For so very different reasons.

From Neil Gaiman, in The Graveyard Book (which you can hear him read aloud in full online at www.mousecircus.com)

‘At the best of times his face was unreadable. Now his face was a book written in a language long forgotten, in an alphabet unimagined.’

And then from Radio 2’s Mike Harding, about everyone bemoaning how The Folk Scene got too Professional and It’s A Shame:

‘Yes, I know it was a lot better when we all sang in folk clubs for nothing and knitted our own concertinas from recycled policeman's bicycles…’

Best lines you’ve read/ heard lately?

5 comments:

Doublebanker said...

Heard this in a meeting today...

"Like being down a shit creek without a shit paddle"

Allison Fairbairn said...

I'm sorry, how could I post anything after the concertina quote? That is unbelievably awesome, and it makes me wish I still went to folk music conferences so I could break it out around the continental breakfast spreads.

Amber said...

Pants, I'm sorry: folk music "conferences"? See also Real Ale "conferences"?
And you expect ethnomusicologists to be taken seriously. Let's call 'a piss-up and a singaround' a spade, shall we?

Allison Fairbairn said...

They are an odd an uncomfortable mix of academics and old-skool folkies.

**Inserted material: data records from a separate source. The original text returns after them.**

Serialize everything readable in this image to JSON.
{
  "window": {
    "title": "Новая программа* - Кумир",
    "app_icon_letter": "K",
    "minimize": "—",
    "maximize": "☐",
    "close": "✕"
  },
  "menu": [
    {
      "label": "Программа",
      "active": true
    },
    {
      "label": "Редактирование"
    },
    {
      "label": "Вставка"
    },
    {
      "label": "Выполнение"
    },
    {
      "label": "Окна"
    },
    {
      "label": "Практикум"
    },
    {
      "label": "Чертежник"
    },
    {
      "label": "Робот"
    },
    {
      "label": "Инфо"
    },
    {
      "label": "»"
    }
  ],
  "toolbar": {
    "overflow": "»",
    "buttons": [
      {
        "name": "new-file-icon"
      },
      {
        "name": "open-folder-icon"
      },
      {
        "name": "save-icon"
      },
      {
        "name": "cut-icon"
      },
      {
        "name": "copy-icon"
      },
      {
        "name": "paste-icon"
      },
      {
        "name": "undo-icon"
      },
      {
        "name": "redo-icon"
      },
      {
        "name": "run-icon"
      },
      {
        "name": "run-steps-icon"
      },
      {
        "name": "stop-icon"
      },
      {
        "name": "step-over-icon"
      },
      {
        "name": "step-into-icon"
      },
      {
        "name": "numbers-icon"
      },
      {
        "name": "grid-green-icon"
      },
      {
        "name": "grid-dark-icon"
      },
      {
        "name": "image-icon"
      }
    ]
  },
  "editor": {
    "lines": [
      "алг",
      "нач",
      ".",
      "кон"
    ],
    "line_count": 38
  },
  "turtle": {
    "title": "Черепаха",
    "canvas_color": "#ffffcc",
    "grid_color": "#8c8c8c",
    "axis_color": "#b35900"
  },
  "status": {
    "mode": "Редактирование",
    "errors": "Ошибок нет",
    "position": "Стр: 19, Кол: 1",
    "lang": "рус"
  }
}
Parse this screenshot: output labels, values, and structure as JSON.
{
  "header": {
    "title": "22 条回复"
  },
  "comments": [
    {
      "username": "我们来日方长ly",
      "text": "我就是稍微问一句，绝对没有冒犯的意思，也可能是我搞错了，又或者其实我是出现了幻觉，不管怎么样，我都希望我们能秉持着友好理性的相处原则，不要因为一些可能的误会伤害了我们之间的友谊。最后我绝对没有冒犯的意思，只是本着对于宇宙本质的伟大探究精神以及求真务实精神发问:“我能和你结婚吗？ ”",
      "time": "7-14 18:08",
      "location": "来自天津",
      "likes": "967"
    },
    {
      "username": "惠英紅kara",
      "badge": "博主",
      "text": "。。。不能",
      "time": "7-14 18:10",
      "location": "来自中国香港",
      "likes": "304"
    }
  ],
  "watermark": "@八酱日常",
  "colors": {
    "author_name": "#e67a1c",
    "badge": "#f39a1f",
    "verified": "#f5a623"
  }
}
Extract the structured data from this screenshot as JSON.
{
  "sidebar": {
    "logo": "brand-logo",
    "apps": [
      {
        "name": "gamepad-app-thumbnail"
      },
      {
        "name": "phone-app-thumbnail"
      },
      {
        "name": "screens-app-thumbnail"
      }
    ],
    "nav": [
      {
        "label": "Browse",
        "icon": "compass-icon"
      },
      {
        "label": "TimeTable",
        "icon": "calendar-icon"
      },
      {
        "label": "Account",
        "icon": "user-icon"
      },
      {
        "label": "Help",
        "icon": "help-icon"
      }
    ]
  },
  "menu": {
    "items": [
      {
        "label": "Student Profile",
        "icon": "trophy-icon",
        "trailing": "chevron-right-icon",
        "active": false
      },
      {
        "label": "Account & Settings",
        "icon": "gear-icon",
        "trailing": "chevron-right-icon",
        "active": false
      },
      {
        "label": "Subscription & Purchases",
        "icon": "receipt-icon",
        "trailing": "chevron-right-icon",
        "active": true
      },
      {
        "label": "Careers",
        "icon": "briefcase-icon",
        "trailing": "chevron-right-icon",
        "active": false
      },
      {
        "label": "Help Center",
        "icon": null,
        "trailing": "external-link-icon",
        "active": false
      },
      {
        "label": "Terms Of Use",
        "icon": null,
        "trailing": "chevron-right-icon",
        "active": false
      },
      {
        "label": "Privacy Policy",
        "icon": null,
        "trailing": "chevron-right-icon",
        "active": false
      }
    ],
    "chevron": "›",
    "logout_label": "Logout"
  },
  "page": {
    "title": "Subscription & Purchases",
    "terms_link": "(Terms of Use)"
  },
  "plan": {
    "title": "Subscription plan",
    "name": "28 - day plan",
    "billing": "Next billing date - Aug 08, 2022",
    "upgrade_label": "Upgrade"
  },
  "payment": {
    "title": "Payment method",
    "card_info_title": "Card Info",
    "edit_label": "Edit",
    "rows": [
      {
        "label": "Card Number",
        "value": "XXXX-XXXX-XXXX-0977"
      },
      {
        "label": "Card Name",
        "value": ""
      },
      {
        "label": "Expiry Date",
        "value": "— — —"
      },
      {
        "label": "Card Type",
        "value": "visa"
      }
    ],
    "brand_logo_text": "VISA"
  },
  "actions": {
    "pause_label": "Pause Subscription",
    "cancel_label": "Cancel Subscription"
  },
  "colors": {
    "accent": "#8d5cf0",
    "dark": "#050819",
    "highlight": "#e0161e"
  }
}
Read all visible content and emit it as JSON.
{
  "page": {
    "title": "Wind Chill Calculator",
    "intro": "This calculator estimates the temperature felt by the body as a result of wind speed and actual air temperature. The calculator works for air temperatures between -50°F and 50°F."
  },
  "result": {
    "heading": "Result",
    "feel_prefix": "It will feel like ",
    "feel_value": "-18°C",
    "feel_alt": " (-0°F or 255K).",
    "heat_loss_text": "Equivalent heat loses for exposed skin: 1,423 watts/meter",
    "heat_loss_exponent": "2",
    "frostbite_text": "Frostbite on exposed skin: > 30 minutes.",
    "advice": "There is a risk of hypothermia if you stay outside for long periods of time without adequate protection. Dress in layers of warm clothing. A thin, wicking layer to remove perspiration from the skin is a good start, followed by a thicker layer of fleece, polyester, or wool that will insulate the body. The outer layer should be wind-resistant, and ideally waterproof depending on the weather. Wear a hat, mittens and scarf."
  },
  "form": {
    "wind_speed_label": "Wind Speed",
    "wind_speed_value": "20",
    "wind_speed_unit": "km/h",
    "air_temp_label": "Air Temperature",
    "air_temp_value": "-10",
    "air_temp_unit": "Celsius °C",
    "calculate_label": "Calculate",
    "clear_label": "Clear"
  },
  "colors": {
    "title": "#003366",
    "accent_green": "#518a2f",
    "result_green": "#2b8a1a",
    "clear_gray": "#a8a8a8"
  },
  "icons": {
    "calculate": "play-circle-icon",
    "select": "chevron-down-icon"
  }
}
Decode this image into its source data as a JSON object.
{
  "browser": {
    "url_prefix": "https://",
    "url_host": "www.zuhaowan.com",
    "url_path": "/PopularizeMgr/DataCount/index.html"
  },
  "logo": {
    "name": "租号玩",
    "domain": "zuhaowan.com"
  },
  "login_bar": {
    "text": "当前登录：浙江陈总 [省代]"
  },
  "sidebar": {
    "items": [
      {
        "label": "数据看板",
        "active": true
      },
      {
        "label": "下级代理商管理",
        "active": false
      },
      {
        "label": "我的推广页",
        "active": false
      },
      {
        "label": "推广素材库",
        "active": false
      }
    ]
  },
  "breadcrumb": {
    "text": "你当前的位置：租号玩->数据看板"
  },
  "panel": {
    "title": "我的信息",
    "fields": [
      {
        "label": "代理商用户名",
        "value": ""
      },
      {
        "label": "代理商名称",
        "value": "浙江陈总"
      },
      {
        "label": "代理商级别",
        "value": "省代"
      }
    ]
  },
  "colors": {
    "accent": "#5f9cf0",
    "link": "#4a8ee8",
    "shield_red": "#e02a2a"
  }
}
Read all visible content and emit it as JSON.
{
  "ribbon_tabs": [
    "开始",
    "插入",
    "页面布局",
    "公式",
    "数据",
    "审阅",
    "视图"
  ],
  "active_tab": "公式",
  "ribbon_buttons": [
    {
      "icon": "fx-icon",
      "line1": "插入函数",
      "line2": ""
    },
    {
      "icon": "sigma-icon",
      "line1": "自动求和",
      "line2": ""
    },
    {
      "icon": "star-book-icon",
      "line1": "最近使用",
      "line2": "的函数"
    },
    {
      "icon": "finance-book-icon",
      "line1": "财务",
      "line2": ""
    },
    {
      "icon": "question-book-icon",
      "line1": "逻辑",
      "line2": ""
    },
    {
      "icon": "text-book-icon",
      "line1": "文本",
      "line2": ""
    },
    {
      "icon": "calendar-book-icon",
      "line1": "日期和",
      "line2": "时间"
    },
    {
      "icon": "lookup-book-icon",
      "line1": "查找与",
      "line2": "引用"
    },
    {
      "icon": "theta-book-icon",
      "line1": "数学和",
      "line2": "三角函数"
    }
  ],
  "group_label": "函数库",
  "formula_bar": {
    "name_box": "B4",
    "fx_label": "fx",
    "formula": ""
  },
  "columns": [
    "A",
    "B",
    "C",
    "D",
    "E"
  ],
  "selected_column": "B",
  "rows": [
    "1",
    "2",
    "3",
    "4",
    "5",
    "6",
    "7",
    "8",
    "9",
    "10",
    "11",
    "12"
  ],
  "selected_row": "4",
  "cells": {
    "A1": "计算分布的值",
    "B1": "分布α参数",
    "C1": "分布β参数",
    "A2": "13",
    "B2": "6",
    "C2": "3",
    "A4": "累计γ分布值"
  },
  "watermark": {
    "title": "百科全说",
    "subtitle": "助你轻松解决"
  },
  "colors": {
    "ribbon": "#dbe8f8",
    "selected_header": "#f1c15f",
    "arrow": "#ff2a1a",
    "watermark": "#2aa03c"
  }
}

For me they were more sociological studies than anything. Like, these people actually exist in real life? Old people who wear hemp clothing and tie themselves to things in protest and debate versions of Broadside ballads and feel threatened by academics. Bizarro.

Amber said...

When worlds collide: Will we build a cabin in the valley far from the land of tyranny, dance to Tom Paine's bones, bid farewell to Van Diemen's Land...or load a teaspoon more jam on this continental breakfast buffet croissant?